Weapons of mass destruction may yet be found in Iraq, British Foreign Secretary Jack Straw said Friday, commenting on an initial report by a U.S. weapons hunter.

Chief U.S. weapons investigator David Kay said he has found no weapons of mass destruction and only limited evidence of secret programs to develop weapons.

"The fact they have not found weapons obviously does not mean weapons were not there," Straw said in a British Broadcasting Corp. radio interview.

He also argued that it would have been fruitless to allow U.N. weapons inspectors more time to search for banned weapons before the U.S.-led invasion of Iraq.

"If we allowed more time, we were simply allowing more time for deceptions and defiance by the Saddam regime," Straw said. "Gradually, the resolve of the international community to deal with this matter would have died down.

"The only reason we got the inspectors back in was because of the military threat. ... That military threat was bound to be a time-limited one."

Straw denied that the U.S.-led coalition had decided to invade Iraq as soon as it began deploying troops to the region, months before the war began.
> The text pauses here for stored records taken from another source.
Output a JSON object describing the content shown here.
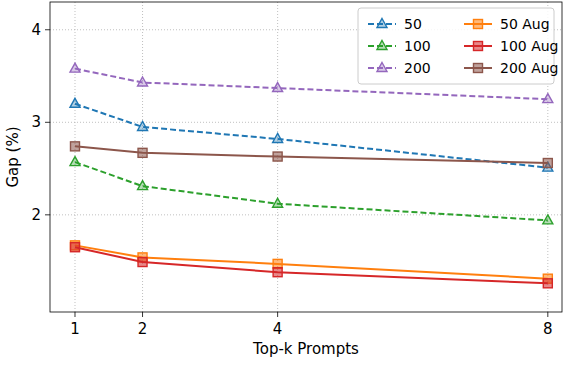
{
  "chart_data": {
    "type": "line",
    "x_label": "Top-k Prompts",
    "y_label": "Gap (%)",
    "x": [
      1,
      2,
      4,
      8
    ],
    "xlim": [
      0.63,
      8.21
    ],
    "xticks": [
      1,
      2,
      4,
      8
    ],
    "ylim": [
      0.95,
      4.3
    ],
    "yticks": [
      2,
      3,
      4
    ],
    "grid": true,
    "legend": "upper-right",
    "series": [
      {
        "name": "50",
        "color": "#1f77b4",
        "marker": "triangle",
        "line_style": "dashed",
        "values": [
          3.2,
          2.95,
          2.82,
          2.51
        ]
      },
      {
        "name": "100",
        "color": "#2ca02c",
        "marker": "triangle",
        "line_style": "dashed",
        "values": [
          2.57,
          2.31,
          2.12,
          1.94
        ]
      },
      {
        "name": "200",
        "color": "#9467bd",
        "marker": "triangle",
        "line_style": "dashed",
        "values": [
          3.58,
          3.43,
          3.37,
          3.25
        ]
      },
      {
        "name": "50 Aug",
        "color": "#ff7f0e",
        "marker": "square",
        "line_style": "solid",
        "values": [
          1.67,
          1.54,
          1.47,
          1.31
        ]
      },
      {
        "name": "100 Aug",
        "color": "#d62728",
        "marker": "square",
        "line_style": "solid",
        "values": [
          1.65,
          1.49,
          1.38,
          1.26
        ]
      },
      {
        "name": "200 Aug",
        "color": "#8c564b",
        "marker": "square",
        "line_style": "solid",
        "values": [
          2.74,
          2.67,
          2.63,
          2.56
        ]
      }
    ]
  }
}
"Our hope all the way through was that the threat of military action backing inspections could lead to a peaceful resolution of this," he said.

In a statement to several congressional committees Thursday, Kay made one strong finding, that the regime of Iraqi President Saddam Hussein was actively developing missiles that exceeded range limits imposed by the United Nations.

Straw said Kay's report supported the British government's claim before the war that Iraq was a "serious and current" threat and showed that Iraqi authorities had defied U.N. weapons inspectors.

Hans Blix, the chief U.N. inspector, has said he regretted not being given more time to search for weapons. But Straw said failure to take military action in March would have allowed Saddam to strengthen his position.

Prime Minister Tony Blair's government had made the threat of Iraqi weapons the heart of its case for military action. Blair has been on the defensive because coalition forces have not found such weapons.

The suggestion -- contained in a September 2002 government dossier to bolster support for war -- that Iraq could deploy some chemical or biological weapons on 45 minutes' notice became one of the most contentious claims.

Kay, who heads the Iraq Survey Group, said his team has found no weapons of mass destruction in Iraq so far, but cautioned that it was still in the middle of an intensive hunt.